The Luxembourg politician spoke for one hour and nine minutes. He made fewer jokes than usual and expressed annoyance at being photographed.

But despite his sometimes grumpy tone, he said the problems can be solved.

"I'm not going to give up. I reject the idea that this is somehow the beginning of the end,” Juncker said.

Refugees

The idea is in the air due to the refugee crisis, which has prompted several EU states to reimpose border checks in the Schengen free-travel area.

Juncker echoed remarks made earlier this week by German chancellor Angela Merkel, who said Schengen underpins the EU project.

“Without the freedom of European citizens to travel, the euro makes no sense,” Juncker said.

“If anybody wants to kill off Schengen, ultimately what they are going to do, is to do away with the single market as well.”

He added that post-Schengen border checks would also cost EU states €3 billion.

Juncker alluded to the fact eastern EU states are reluctant to implement his refugee-sharing scheme.

“The commission has done everything that could possibly have been done … but a number of member states find it difficult apparently to implement decisions which they took themselves in the various councils of ministers,” he said.

“We're moving towards a serious crisis in terms of credibility if, in 2016, we don't manage to do what in principle, and indeed legally and politically, we have resolved to do.”

UK

On the UK, which wants to renegotiate its relations with the bloc, prior to an In/Out referendum, Juncker said talks “are entering a delicate period”.

“I'm not optimistic, not pessimistic. I'm quite sure we'll have a deal. Not a compromise, [but] a solution, a permanent solution … in February,” he said.

Asked why he’s “quite sure” there’ll be a deal on EU reforms at next month’s regular summit, he said: “My knowledge is allowing me to do that.”

Poland

The commission chief noted the Polish debate makes him “sad.”

He spoke after the EU launched a probe into Polish constitutional and media reforms, which, critics say, undermine judicial oversight and free speech.

“I must confess the current debate in Europe makes me sad. The commission doesn't have a problem with Poland. We have a problem with certain initiatives from the new Polish government,” Juncker said.

“Let's not mix up Poland with the new Polish government. I don't want Polish people to have the impression that all of the EU is rising up against Poland.”
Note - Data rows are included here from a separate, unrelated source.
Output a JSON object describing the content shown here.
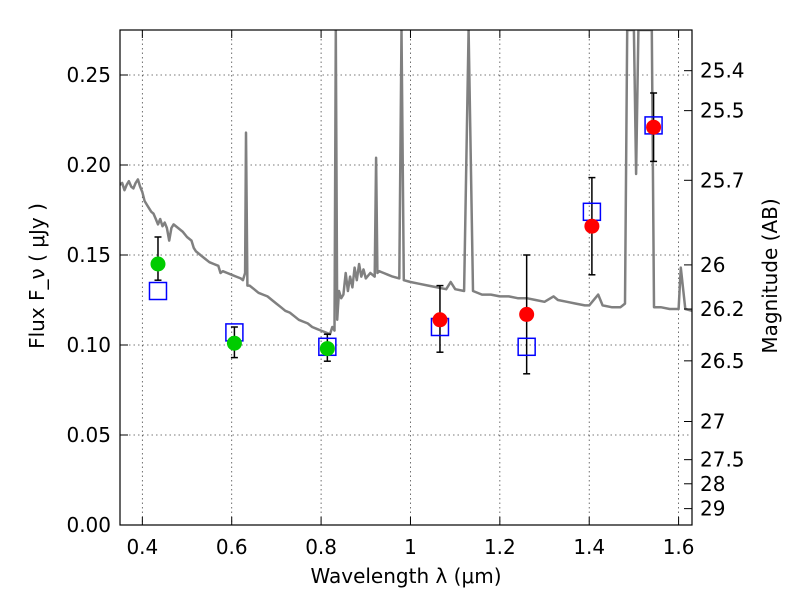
{
  "chart_data": {
    "type": "scatter",
    "title": "",
    "xlabel": "Wavelength  λ (μm)",
    "ylabel": "Flux  F_ν  ( μJy )",
    "ylabel_right": "Magnitude (AB)",
    "xlim": [
      0.35,
      1.63
    ],
    "ylim": [
      0.0,
      0.275
    ],
    "grid": true,
    "colors": {
      "model": "#808080",
      "green_points": "#00cc00",
      "red_points": "#ff0000",
      "model_boxes": "#0000ff",
      "errorbars": "#000000"
    },
    "x_ticks": [
      {
        "value": 0.4,
        "label": "0.4"
      },
      {
        "value": 0.6,
        "label": "0.6"
      },
      {
        "value": 0.8,
        "label": "0.8"
      },
      {
        "value": 1.0,
        "label": "1"
      },
      {
        "value": 1.2,
        "label": "1.2"
      },
      {
        "value": 1.4,
        "label": "1.4"
      },
      {
        "value": 1.6,
        "label": "1.6"
      }
    ],
    "y_ticks": [
      {
        "value": 0.0,
        "label": "0.00"
      },
      {
        "value": 0.05,
        "label": "0.05"
      },
      {
        "value": 0.1,
        "label": "0.10"
      },
      {
        "value": 0.15,
        "label": "0.15"
      },
      {
        "value": 0.2,
        "label": "0.20"
      },
      {
        "value": 0.25,
        "label": "0.25"
      }
    ],
    "right_ticks": [
      {
        "flux": 0.2524,
        "label": "25.4"
      },
      {
        "flux": 0.2302,
        "label": "25.5"
      },
      {
        "flux": 0.1915,
        "label": "25.7"
      },
      {
        "flux": 0.1445,
        "label": "26"
      },
      {
        "flux": 0.12,
        "label": "26.2"
      },
      {
        "flux": 0.0912,
        "label": "26.5"
      },
      {
        "flux": 0.0575,
        "label": "27"
      },
      {
        "flux": 0.0363,
        "label": "27.5"
      },
      {
        "flux": 0.0229,
        "label": "28"
      },
      {
        "flux": 0.0091,
        "label": "29"
      }
    ],
    "observed_green": [
      {
        "x": 0.435,
        "y": 0.145,
        "yerr_low": 0.136,
        "yerr_high": 0.16
      },
      {
        "x": 0.606,
        "y": 0.101,
        "yerr_low": 0.093,
        "yerr_high": 0.11
      },
      {
        "x": 0.814,
        "y": 0.098,
        "yerr_low": 0.091,
        "yerr_high": 0.106
      }
    ],
    "observed_red": [
      {
        "x": 1.066,
        "y": 0.114,
        "yerr_low": 0.096,
        "yerr_high": 0.133
      },
      {
        "x": 1.26,
        "y": 0.117,
        "yerr_low": 0.084,
        "yerr_high": 0.15
      },
      {
        "x": 1.406,
        "y": 0.166,
        "yerr_low": 0.139,
        "yerr_high": 0.193
      },
      {
        "x": 1.544,
        "y": 0.221,
        "yerr_low": 0.202,
        "yerr_high": 0.24
      }
    ],
    "model_photometry": [
      {
        "x": 0.435,
        "y": 0.13
      },
      {
        "x": 0.606,
        "y": 0.107
      },
      {
        "x": 0.814,
        "y": 0.099
      },
      {
        "x": 1.066,
        "y": 0.11
      },
      {
        "x": 1.26,
        "y": 0.099
      },
      {
        "x": 1.406,
        "y": 0.174
      },
      {
        "x": 1.544,
        "y": 0.222
      }
    ],
    "model_spectrum": [
      [
        0.35,
        0.189
      ],
      [
        0.355,
        0.19
      ],
      [
        0.36,
        0.186
      ],
      [
        0.365,
        0.189
      ],
      [
        0.37,
        0.191
      ],
      [
        0.375,
        0.188
      ],
      [
        0.38,
        0.187
      ],
      [
        0.385,
        0.19
      ],
      [
        0.39,
        0.192
      ],
      [
        0.395,
        0.188
      ],
      [
        0.4,
        0.185
      ],
      [
        0.405,
        0.18
      ],
      [
        0.41,
        0.178
      ],
      [
        0.415,
        0.176
      ],
      [
        0.42,
        0.174
      ],
      [
        0.425,
        0.173
      ],
      [
        0.43,
        0.17
      ],
      [
        0.435,
        0.167
      ],
      [
        0.44,
        0.17
      ],
      [
        0.445,
        0.166
      ],
      [
        0.45,
        0.168
      ],
      [
        0.455,
        0.165
      ],
      [
        0.46,
        0.158
      ],
      [
        0.465,
        0.165
      ],
      [
        0.47,
        0.167
      ],
      [
        0.48,
        0.165
      ],
      [
        0.49,
        0.163
      ],
      [
        0.5,
        0.16
      ],
      [
        0.51,
        0.158
      ],
      [
        0.515,
        0.154
      ],
      [
        0.52,
        0.152
      ],
      [
        0.53,
        0.15
      ],
      [
        0.54,
        0.148
      ],
      [
        0.55,
        0.146
      ],
      [
        0.56,
        0.145
      ],
      [
        0.57,
        0.144
      ],
      [
        0.575,
        0.14
      ],
      [
        0.58,
        0.141
      ],
      [
        0.59,
        0.14
      ],
      [
        0.6,
        0.139
      ],
      [
        0.61,
        0.138
      ],
      [
        0.62,
        0.137
      ],
      [
        0.625,
        0.136
      ],
      [
        0.63,
        0.14
      ],
      [
        0.632,
        0.218
      ],
      [
        0.635,
        0.133
      ],
      [
        0.64,
        0.133
      ],
      [
        0.65,
        0.131
      ],
      [
        0.66,
        0.129
      ],
      [
        0.67,
        0.128
      ],
      [
        0.68,
        0.127
      ],
      [
        0.69,
        0.125
      ],
      [
        0.7,
        0.123
      ],
      [
        0.71,
        0.121
      ],
      [
        0.72,
        0.119
      ],
      [
        0.73,
        0.118
      ],
      [
        0.74,
        0.116
      ],
      [
        0.75,
        0.114
      ],
      [
        0.76,
        0.113
      ],
      [
        0.77,
        0.112
      ],
      [
        0.78,
        0.11
      ],
      [
        0.79,
        0.109
      ],
      [
        0.8,
        0.108
      ],
      [
        0.81,
        0.107
      ],
      [
        0.82,
        0.106
      ],
      [
        0.825,
        0.11
      ],
      [
        0.83,
        0.108
      ],
      [
        0.833,
        0.275
      ],
      [
        0.836,
        0.114
      ],
      [
        0.84,
        0.13
      ],
      [
        0.845,
        0.126
      ],
      [
        0.85,
        0.128
      ],
      [
        0.855,
        0.14
      ],
      [
        0.86,
        0.13
      ],
      [
        0.865,
        0.138
      ],
      [
        0.87,
        0.132
      ],
      [
        0.875,
        0.143
      ],
      [
        0.88,
        0.136
      ],
      [
        0.885,
        0.145
      ],
      [
        0.89,
        0.138
      ],
      [
        0.895,
        0.142
      ],
      [
        0.9,
        0.137
      ],
      [
        0.91,
        0.14
      ],
      [
        0.92,
        0.138
      ],
      [
        0.923,
        0.204
      ],
      [
        0.926,
        0.14
      ],
      [
        0.93,
        0.141
      ],
      [
        0.94,
        0.14
      ],
      [
        0.95,
        0.139
      ],
      [
        0.96,
        0.138
      ],
      [
        0.975,
        0.137
      ],
      [
        0.98,
        0.275
      ],
      [
        0.985,
        0.136
      ],
      [
        1.0,
        0.135
      ],
      [
        1.02,
        0.134
      ],
      [
        1.04,
        0.133
      ],
      [
        1.06,
        0.132
      ],
      [
        1.08,
        0.131
      ],
      [
        1.09,
        0.135
      ],
      [
        1.1,
        0.131
      ],
      [
        1.12,
        0.13
      ],
      [
        1.13,
        0.275
      ],
      [
        1.14,
        0.13
      ],
      [
        1.16,
        0.128
      ],
      [
        1.18,
        0.128
      ],
      [
        1.2,
        0.127
      ],
      [
        1.22,
        0.127
      ],
      [
        1.24,
        0.126
      ],
      [
        1.26,
        0.126
      ],
      [
        1.28,
        0.125
      ],
      [
        1.3,
        0.124
      ],
      [
        1.32,
        0.127
      ],
      [
        1.33,
        0.125
      ],
      [
        1.35,
        0.124
      ],
      [
        1.37,
        0.123
      ],
      [
        1.39,
        0.122
      ],
      [
        1.4,
        0.122
      ],
      [
        1.42,
        0.128
      ],
      [
        1.43,
        0.122
      ],
      [
        1.45,
        0.121
      ],
      [
        1.47,
        0.121
      ],
      [
        1.48,
        0.123
      ],
      [
        1.485,
        0.275
      ],
      [
        1.5,
        0.275
      ],
      [
        1.505,
        0.195
      ],
      [
        1.51,
        0.275
      ],
      [
        1.54,
        0.275
      ],
      [
        1.545,
        0.121
      ],
      [
        1.56,
        0.121
      ],
      [
        1.58,
        0.12
      ],
      [
        1.6,
        0.12
      ],
      [
        1.605,
        0.143
      ],
      [
        1.615,
        0.12
      ],
      [
        1.63,
        0.119
      ]
    ]
  }
}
He criticised people who keep mentioning “article 7,” the EU’s so-called nuclear option, which involves suspension of Council voting rights, because it’s too remote a possibility.

It “doesn't make sense” because the commission and Poland are in “dialogue,” he noted.

“If this has to happen, it will happen, but that’s not my assumption, because we’re in a different stage of the procedure.”

Italy

The commission chief also spoke out on Italian leader Matteo Renzi, who has hit out at Brussels on a range of issues, from austerity to the alleged mistreatment of an Italian member of Juncker’s private office.

Juncker said Renzi “demonises” the commission.

“You know that I have the greatest respect and indeed love for the Italian PM … I don't really know why he does this,” Juncker noted, hinting at domestic political motives.

He added that he’ll go to Rome “by the end of February.”

Cyprus

There was one optimistic note on a long-standing issue: the more than 40-year old frozen conflict between Cyprus and Turkey.

"I'm very confident that in the first six months of this year we will come to a final agreement on the reunification of that island," Juncker said.

The accord could unlock Turkey's EU membership talks and improve Turkey-EU cooperation on migrants.

“I very much like the Cypriots," Juncker said, adding that people on both sides of the Green Line are “very efficient, hard-working, intelligent.”